Erin: If there's some way that we could operationalize the dissemination of learning so that the smaller folks have a chance to really exploit the learning that we're getting from AI. I think that'd be awesome.
Lori: Yeah. I mean, I agree with that a hundred percent, and that would be the end goal. To some extent the R and D comes in at the cost of the larger companies and then finds efficiencies that can carry down to the smaller companies.
The article also had a case, which was Siemens, where the opportunity to support those smaller manufacturers as Siemens is actually using the products that they're selling that has AI built within their products. I thought that was kind of cool that they were, they didn't really specify exactly what it was that they were developing or building. But it's basically learning from the production lines, and then the machines themselves will be able to modify that the way that they're producing the equipment. To minimize mistakes and maximize production. So I think that's super cool, but also kind of like scary at the same time.
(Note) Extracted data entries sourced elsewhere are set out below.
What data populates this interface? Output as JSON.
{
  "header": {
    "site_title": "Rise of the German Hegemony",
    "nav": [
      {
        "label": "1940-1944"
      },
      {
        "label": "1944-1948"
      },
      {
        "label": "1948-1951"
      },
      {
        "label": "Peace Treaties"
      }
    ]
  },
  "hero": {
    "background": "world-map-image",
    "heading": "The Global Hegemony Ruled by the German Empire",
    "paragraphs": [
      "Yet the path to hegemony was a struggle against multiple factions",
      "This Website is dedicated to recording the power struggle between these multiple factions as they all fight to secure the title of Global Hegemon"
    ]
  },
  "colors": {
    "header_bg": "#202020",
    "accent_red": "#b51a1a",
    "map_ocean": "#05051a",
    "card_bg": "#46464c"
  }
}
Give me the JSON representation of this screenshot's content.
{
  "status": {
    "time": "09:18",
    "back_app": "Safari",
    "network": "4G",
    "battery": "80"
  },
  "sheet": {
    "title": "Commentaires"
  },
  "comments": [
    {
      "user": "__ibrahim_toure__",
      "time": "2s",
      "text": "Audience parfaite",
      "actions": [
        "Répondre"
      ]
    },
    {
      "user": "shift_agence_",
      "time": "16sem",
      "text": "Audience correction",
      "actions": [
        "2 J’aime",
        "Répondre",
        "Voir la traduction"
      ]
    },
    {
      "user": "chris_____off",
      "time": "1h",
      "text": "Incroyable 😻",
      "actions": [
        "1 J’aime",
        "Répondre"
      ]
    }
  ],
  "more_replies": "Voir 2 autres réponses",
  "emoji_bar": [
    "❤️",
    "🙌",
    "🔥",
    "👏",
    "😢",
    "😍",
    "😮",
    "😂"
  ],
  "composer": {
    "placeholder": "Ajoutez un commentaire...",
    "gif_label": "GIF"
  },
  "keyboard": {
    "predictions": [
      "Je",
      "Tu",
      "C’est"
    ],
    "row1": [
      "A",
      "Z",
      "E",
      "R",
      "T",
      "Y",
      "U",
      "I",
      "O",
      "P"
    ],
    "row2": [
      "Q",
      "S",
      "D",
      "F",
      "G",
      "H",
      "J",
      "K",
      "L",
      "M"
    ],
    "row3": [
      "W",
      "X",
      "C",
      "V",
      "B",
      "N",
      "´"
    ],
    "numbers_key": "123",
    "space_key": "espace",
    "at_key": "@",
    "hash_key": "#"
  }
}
Lori: Everyone's got their own playgrounds or shared tools being used in the AI space. But a lot of organizations are just creating their own AI. So it's interesting.
Erin: Yeah, it is. And I think that's one of the discussed implications of AI. Iit goes right back to the manufacturing model in the early phases of AI when it was funded as a public good. So the artificial intelligence systems were being built as research for the sake of knowledge, and that information was shared. It was public information in that era, and this is sort of unknown to us. I think largely that era has closed, and so now the market driven development is really the phase that we're in. But we closed the public good development era before, I think, we really reached for the stars with what we can do for the good of humanity and what we could do for the good of all economic drivers.